The Harrier was never intended to be a star in obedience trials. It has a very well-developed stubborn streak, and is a challenge to train, to say the least. A devoted owner with a lot of time and energy may manage a reasonable level of obedience, but more than anything an understanding of what can reasonably be expected from this pack dog is what is required.

Although puppy socialisation is generally a breeze, house-training often is not, and many juvenile and some adult Harriers need an indoor cage in which to sleep at night to prevent accidents. As an alternative, this breed is hardy enough to live in a sheltered outdoor space in temperate climates, but this must be seen simply as a sleeping arrangement, and not somewhere the dog should be relegated to during the day.


There are few serious health problems that affect the Harrier, although hip dysplasia and epilepsy do affect a good proportion of the population. Screening of the breeding stock should help reduce the incidence of both conditions, but the reality is that most Harriers are bred by hunting lodges, and such screening programmes are neither practical nor affordable in these settings.

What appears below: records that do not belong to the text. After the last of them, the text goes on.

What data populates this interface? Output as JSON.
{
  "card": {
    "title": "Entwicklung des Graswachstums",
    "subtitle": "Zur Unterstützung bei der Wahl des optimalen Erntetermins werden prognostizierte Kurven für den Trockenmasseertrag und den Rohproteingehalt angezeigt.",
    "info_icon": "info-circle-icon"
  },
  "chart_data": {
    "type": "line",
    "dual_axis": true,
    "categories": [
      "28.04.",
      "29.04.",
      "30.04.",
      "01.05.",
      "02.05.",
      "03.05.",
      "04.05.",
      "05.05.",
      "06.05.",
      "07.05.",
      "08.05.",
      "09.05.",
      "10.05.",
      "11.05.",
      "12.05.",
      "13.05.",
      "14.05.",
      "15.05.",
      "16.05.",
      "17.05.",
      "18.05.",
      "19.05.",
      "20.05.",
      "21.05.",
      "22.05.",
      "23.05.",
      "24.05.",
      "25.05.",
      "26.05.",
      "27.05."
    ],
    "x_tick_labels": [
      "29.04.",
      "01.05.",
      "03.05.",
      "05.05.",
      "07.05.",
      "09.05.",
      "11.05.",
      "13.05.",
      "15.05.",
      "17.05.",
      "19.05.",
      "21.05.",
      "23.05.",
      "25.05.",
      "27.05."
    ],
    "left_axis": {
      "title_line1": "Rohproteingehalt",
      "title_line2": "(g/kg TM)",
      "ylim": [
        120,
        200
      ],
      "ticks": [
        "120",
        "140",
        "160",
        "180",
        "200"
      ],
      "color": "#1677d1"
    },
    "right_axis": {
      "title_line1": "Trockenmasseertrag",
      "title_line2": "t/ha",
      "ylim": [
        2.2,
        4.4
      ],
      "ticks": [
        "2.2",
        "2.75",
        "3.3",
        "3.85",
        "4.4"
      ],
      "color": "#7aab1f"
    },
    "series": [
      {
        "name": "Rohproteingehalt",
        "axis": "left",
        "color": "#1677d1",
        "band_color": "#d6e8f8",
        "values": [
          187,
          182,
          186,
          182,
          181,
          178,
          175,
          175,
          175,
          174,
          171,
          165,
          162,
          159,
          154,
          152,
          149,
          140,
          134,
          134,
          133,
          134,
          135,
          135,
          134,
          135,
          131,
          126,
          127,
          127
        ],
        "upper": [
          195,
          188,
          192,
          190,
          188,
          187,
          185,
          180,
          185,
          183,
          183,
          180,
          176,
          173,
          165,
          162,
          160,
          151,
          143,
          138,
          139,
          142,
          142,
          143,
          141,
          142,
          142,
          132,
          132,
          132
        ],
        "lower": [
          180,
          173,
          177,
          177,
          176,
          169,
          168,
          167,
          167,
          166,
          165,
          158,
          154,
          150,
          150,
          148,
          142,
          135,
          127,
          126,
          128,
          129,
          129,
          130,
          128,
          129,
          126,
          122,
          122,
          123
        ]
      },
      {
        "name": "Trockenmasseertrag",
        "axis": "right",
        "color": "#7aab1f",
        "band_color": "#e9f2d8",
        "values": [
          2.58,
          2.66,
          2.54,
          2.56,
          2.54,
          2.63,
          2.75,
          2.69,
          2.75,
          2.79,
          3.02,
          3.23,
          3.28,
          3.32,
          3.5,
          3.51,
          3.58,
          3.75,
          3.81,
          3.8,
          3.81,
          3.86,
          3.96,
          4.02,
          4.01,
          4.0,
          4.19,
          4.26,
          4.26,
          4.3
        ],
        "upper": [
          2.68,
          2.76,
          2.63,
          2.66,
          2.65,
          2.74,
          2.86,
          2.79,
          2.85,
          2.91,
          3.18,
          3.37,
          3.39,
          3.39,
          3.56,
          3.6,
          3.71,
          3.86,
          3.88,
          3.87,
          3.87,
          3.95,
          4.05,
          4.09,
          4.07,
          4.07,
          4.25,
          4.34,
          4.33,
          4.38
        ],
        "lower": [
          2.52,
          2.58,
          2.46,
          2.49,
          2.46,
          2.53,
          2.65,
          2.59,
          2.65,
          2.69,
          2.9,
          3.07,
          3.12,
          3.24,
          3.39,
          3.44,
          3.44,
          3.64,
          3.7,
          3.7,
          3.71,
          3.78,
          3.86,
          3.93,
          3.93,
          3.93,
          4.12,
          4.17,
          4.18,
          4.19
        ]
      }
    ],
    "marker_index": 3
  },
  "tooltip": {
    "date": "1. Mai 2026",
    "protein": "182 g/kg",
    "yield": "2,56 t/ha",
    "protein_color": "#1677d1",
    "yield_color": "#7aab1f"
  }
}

A primary brain disorder that causes intermittent bouts of seizure activity. These seizures can be dramatic, convulsive episodes, or may manifest in other ways; for example, confusion or uncontrollable salivation. If the seizures are severe or are occurring very frequently, then medication should be considered, although all anti-epileptic treatments result in significant side effects.

Hip Dysplasia

This is the most significant inherited cause of lameness in many breeds. A combination of genetic and environmental factors combine to cause growth abnormalities in one or both hip joints, resulting in signs of lameness in growing dogs. As mentioned above, radiographic screening of the parents can reduce the incidence, but affected dogs rely on some combination of anti-inflammatory medications, joint supplements, and possibly surgery to alleviate discomfort.

Hound Ataxia

Seen in several of the hound breeds, this degenerative neurological disorder causes muscular weakness, and potentially paralysis. Its cause remains under investigation

Anal Furunculosis

Also commonly seen in the German Shepherd, this is a painful inflammatory disorder that causes deep, infected tracts to form alongside the dog’s anus and rectum. Thought to be some form of allergy, as usually responds to a combination of immunosuppressive treatment and dietary modification.

Exercise and Activity Levels

Harriers require a huge amount of exercise to meet their basic requirements, and must be given at least two hours of walking every day. Unfortunately, they have very poor recall skills, and cannot be left off-lead in an open space, as they are likely to disappear in chase of prey, real or imaginary.


The hard-wearing coat requires virtually no grooming, with just an occasional brushing sufficient to remove loose hair and dirt. However, it does shed constantly, and owners should expect a trail of hair around the home. The breed’s thick nails are likely to need clipping around once every six to eight weeks.

Famous Harriers

Sir Elias de Midhope was the proud owner of the first recorded pack of Harriers, known as the Penistone, in 1260.


Harriers are sometimes crossed with other pack hounds, such as Foxhounds, and Beagles, but they are a little too rugged to be likely “designer dog” candidates. However, despite the Harrier’s scarcity in the United States, the Bluetick Coonhound Harrier, which is a Bluetick Coonhound and Harrier mix, is a recognised hybrid.